In this way, these modified images exceptionalise and objectify those of us they claim to represent. It’s no coincidence that these genuinely adorable disabled kids in these images are never named: it doesn’t matter what their names are, they’re just there as objects of inspiration.
But using these images as feel-good tools, as “inspiration”, is based on an assumption that the people in them have terrible lives, and that it takes some extra kind of pluck or courage to live them…
And there’s the rub. My everyday life in which I do exactly the same things as everyone else should not inspire people, and yet I am constantly congratulated by strangers for simply existing (Young, 2012).
Eli Clare’s in his book, Exile and Pride, comments on the effects of the stories.
The non-disabled world is saturated with these stories… they focus on disabled people “overcoming” our disabilities. They reinforce the superiority of the non-disabled body and mind. They turn individual disabled people who are simply leading their lives into symbols of inspiration… [The] stories never focus on the conditions that make it so difficult… I don’t mean medical conditions. I mean material, societal, legal conditions. I mean lack of access, lack of employment, lack of personal attendant services. I mean stereotypes and attitudes. I mean oppression… [Underneath stories of inspiration] lies pity, tragedy, and the nursing home. Disabled people know this, and in our process of knowing, some of us internalize the crap. We make [inspiration] our own… as a shield, a protection, as if this individual internalization could defend us against disability oppression…. To transfer self-hatred into pride is a fundamental act of resistance.

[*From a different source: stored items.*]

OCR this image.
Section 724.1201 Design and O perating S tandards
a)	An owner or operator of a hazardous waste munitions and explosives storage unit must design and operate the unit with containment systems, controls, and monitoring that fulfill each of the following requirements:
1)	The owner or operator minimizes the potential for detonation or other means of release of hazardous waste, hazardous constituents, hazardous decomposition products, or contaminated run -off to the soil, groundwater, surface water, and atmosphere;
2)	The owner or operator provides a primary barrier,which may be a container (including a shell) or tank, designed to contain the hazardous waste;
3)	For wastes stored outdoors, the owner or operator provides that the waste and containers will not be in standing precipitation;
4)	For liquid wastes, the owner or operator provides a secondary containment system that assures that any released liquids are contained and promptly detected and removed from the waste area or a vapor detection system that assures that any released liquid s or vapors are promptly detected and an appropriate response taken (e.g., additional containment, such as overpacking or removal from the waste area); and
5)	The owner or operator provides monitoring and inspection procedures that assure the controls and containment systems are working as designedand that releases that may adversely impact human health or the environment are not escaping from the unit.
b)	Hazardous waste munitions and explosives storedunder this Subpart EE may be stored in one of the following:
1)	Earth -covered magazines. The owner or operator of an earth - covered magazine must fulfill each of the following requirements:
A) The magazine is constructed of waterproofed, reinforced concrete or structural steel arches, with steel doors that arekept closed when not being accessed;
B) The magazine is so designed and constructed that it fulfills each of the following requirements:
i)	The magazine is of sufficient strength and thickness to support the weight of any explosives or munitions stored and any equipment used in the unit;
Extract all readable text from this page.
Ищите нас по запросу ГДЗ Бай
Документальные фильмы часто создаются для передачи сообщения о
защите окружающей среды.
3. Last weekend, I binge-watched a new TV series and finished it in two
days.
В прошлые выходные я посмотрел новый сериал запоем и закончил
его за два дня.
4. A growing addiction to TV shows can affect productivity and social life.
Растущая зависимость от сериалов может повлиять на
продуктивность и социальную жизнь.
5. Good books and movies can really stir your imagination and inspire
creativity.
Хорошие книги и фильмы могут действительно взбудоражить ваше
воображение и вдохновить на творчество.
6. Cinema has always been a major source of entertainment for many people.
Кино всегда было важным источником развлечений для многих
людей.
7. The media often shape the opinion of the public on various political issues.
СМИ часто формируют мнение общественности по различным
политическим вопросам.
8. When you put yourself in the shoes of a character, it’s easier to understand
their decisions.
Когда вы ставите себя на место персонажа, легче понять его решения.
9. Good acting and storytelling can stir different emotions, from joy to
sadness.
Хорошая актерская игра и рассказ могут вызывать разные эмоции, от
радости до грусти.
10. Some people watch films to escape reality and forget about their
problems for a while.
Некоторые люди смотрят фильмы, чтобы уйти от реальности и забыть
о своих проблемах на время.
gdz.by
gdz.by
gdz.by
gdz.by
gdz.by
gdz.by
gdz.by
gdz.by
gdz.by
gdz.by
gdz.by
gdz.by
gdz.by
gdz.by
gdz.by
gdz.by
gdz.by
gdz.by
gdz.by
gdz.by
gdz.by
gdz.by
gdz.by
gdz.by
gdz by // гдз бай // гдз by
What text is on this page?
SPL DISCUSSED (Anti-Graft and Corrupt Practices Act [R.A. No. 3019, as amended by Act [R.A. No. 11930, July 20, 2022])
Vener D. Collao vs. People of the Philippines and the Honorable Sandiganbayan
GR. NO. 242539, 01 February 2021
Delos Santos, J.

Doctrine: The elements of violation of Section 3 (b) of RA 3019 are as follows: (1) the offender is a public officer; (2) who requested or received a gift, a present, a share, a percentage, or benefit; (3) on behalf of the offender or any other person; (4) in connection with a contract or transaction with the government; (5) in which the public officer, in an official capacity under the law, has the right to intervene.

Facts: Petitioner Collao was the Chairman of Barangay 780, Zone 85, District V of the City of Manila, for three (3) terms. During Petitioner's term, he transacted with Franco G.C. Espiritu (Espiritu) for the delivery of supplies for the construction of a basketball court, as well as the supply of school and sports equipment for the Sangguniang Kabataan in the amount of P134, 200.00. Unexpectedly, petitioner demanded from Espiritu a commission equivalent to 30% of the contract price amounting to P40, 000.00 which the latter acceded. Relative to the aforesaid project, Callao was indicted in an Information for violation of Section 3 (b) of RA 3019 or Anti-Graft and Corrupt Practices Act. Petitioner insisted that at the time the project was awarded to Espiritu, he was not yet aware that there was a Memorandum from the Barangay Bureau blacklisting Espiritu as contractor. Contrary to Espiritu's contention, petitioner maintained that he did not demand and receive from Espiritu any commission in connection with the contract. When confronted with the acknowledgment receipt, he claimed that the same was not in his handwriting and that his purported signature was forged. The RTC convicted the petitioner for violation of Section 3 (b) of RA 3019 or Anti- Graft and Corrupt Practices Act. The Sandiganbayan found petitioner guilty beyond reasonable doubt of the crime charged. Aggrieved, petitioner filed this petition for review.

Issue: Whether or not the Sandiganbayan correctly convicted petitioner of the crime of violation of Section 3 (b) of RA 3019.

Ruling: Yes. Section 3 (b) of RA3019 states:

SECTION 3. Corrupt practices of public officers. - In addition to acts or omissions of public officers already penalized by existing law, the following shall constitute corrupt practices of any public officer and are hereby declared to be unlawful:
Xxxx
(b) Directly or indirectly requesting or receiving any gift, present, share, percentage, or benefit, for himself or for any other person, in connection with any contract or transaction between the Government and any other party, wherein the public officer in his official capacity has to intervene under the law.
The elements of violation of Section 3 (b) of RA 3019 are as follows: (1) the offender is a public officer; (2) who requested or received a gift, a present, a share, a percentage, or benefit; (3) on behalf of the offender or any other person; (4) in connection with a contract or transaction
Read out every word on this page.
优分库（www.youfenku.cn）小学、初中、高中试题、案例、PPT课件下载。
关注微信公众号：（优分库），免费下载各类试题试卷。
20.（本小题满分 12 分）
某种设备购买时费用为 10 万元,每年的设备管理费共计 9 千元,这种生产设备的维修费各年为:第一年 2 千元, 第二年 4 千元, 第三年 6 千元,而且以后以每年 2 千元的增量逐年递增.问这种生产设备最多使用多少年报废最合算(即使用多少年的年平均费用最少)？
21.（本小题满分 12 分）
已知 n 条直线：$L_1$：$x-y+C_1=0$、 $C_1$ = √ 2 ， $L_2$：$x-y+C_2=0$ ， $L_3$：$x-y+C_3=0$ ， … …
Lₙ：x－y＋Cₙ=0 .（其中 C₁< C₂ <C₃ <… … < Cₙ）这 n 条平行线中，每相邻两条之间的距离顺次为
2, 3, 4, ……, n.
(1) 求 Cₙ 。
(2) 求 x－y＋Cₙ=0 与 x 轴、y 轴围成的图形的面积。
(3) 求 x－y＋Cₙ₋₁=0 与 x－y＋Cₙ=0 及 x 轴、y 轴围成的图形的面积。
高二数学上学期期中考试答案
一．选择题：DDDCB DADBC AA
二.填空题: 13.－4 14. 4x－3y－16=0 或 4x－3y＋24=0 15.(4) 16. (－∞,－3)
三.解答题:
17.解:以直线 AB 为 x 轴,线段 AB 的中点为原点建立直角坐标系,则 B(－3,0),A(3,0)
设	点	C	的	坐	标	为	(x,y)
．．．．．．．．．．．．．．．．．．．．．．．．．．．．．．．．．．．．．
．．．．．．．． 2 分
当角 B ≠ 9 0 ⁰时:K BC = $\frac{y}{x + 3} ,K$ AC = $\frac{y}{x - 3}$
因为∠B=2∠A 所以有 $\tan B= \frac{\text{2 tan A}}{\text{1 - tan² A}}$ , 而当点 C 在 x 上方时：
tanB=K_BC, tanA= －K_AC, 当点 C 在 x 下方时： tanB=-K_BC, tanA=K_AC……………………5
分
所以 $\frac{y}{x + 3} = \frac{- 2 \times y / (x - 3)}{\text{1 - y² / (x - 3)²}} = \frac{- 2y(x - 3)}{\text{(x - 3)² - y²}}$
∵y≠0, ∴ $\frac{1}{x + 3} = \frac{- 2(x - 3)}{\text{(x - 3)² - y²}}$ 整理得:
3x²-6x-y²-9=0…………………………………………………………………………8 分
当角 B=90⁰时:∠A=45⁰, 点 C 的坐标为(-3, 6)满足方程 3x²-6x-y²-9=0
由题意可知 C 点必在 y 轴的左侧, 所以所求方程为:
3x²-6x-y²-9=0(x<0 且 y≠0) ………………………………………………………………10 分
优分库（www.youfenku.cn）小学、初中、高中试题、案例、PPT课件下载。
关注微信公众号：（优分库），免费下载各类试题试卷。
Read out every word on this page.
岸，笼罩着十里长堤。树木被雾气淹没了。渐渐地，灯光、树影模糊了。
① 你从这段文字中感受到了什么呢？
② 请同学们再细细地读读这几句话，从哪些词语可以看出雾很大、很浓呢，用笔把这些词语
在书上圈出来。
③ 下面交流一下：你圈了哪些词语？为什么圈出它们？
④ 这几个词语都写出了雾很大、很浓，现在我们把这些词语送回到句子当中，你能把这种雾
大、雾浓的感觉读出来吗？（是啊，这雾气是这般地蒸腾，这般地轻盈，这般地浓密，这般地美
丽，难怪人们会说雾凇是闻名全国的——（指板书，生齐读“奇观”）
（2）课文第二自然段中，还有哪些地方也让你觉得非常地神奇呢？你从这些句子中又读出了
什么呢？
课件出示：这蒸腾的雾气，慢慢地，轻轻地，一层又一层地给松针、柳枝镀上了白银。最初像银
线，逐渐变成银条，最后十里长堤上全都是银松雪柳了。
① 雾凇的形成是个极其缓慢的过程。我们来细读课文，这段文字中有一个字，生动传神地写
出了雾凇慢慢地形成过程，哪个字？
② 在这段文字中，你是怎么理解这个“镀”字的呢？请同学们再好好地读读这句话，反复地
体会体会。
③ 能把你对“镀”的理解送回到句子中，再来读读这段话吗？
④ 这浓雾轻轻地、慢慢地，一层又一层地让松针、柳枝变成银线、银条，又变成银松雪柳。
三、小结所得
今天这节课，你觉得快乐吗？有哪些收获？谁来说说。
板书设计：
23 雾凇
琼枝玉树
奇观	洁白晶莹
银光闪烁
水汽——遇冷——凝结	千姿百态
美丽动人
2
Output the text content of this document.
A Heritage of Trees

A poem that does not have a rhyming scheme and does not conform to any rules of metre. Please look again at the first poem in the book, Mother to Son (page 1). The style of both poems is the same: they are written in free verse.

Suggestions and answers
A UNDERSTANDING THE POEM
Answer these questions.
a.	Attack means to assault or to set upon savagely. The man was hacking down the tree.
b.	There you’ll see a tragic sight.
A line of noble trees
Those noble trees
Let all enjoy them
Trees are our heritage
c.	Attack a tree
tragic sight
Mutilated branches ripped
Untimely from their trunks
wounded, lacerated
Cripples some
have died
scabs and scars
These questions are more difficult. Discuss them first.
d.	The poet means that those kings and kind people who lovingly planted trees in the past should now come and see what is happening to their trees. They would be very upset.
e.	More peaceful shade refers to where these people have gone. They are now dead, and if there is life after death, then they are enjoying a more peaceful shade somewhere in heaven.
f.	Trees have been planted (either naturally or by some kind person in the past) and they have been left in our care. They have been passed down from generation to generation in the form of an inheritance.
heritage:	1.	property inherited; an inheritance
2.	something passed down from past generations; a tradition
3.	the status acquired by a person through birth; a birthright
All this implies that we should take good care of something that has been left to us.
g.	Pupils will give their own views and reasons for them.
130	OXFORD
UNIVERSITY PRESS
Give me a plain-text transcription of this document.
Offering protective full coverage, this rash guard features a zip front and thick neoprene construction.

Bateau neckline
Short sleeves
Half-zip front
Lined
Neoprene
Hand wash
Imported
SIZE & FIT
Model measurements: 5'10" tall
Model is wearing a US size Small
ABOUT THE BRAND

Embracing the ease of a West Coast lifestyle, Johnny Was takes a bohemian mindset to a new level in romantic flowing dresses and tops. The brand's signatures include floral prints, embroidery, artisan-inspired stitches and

It is only after taking the steps to scrutinize and refute these internal and external voices labeling us with pity, and as recipients of care, living lives to be avoided, that we became comfortable with the totality of who we are as people with disabilities. Developing disability pride offers an alternative view where we are not forced to live in shame. Understanding who we are as people with disabilities also allows us to consider how our disability identity intersects with our other identities including race, gender, sexual orientation, religion, and class. Many people with disabilities face additional oppression from the communities of their other identities—race, gender, sexuality.
Have you scrutinized the voices you hear and listen to about yourself as a person with a disability? Have you taken a look at the intersections of your many identities and the impact on how you see yourself, if you have pride, if you reject inspiration porn? How do these relate to your use of assistive technology?